DE-Metropolis with blackbox likelihood does not terminate

berakrishn · July 1, 2020, 8:22am

I am trying to run DE-MCMC with a Blackbox likelihood function. I have 3 parameters that go into the blackbox likelihood function. The program starts running and gives me the following output. It doesn’t really terminate even when I leave it running for a long time. Any idea why this is taking too long or maybe not terminating at all?

Population sampling (4 chains) DEMetropolis: [a1, a2, a3] 
Attempting to parallelize chains to all cores. You can turn this off with `pm.sample(cores=1)`. 
...
Population parallelization failed. Falling back to sequential stepping of chains.
...

Sampling 4 chains for 0 tune and 1_050 draw iterations (0 + 4_200 draws total) took 1054 seconds.

AlexAndorra · July 1, 2020, 8:44am

Hi,
Thanks for your question!
Are you Windows? Have you tried with pm.sample(cores=1)?

berakrishn · July 1, 2020, 12:07pm

@AlexAndorra I use Ubuntu. When I use trace = pymc3.sample(ndraws, step=step, cores=1), I get the following error.

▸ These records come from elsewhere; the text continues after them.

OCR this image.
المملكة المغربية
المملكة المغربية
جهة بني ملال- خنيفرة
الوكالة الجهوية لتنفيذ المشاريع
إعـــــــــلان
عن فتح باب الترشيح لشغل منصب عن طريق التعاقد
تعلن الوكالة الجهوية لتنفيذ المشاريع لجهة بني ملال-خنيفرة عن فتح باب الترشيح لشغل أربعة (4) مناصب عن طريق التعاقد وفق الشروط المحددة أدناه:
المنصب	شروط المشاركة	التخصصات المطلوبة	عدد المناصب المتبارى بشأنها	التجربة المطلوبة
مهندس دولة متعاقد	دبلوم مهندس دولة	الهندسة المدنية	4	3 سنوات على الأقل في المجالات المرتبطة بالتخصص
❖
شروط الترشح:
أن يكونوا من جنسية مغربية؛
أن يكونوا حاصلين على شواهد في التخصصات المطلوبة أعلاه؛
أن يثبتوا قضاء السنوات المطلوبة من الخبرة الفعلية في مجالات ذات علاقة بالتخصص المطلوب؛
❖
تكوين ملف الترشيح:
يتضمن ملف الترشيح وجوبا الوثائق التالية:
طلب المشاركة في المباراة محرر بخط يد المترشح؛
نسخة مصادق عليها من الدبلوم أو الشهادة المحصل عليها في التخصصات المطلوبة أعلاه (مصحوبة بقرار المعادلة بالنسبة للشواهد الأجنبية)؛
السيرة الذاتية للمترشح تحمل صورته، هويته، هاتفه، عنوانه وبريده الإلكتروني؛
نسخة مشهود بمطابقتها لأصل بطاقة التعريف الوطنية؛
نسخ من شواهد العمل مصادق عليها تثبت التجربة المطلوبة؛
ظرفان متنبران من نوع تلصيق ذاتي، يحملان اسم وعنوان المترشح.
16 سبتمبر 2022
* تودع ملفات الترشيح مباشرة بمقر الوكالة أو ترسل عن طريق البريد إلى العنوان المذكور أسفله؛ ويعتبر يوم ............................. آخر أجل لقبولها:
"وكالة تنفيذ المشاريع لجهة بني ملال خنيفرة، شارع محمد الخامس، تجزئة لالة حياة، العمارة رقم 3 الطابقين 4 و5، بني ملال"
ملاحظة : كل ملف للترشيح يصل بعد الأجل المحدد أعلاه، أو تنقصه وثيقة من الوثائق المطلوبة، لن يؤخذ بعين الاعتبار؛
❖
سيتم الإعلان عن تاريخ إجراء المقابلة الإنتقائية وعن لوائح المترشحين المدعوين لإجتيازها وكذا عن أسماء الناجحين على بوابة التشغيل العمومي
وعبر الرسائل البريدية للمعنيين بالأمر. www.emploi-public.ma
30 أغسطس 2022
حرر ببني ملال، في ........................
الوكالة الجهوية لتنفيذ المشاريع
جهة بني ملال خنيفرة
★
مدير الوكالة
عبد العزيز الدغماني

ValueError: DEMetropolis requires at least 4 chains. For this 3-dimensional model you should use ≥4 chains

AlexAndorra · July 2, 2020, 12:08pm

Ah ok. Looks like you’re sampling less than 4 chains and the sampler complains about that. Did you try setting the number of chains to at least 4 with the kwarg chains=4 to pm.sample?
Also pinging @michaelosthege, as he’s our in-house expert on DEMetropolis

OriolAbril · July 2, 2020, 1:07pm

If evaluating the likelihood is expensive, it could be due to the conversion to inference data that happens after sampling to calculate ess and rhat. There is one proposal to adress the hang up part here https://github.com/arviz-devs/arviz/issues/1224.

If so, using idata_kwargs=dict(log_likelihood=False) shouldsolve the problem.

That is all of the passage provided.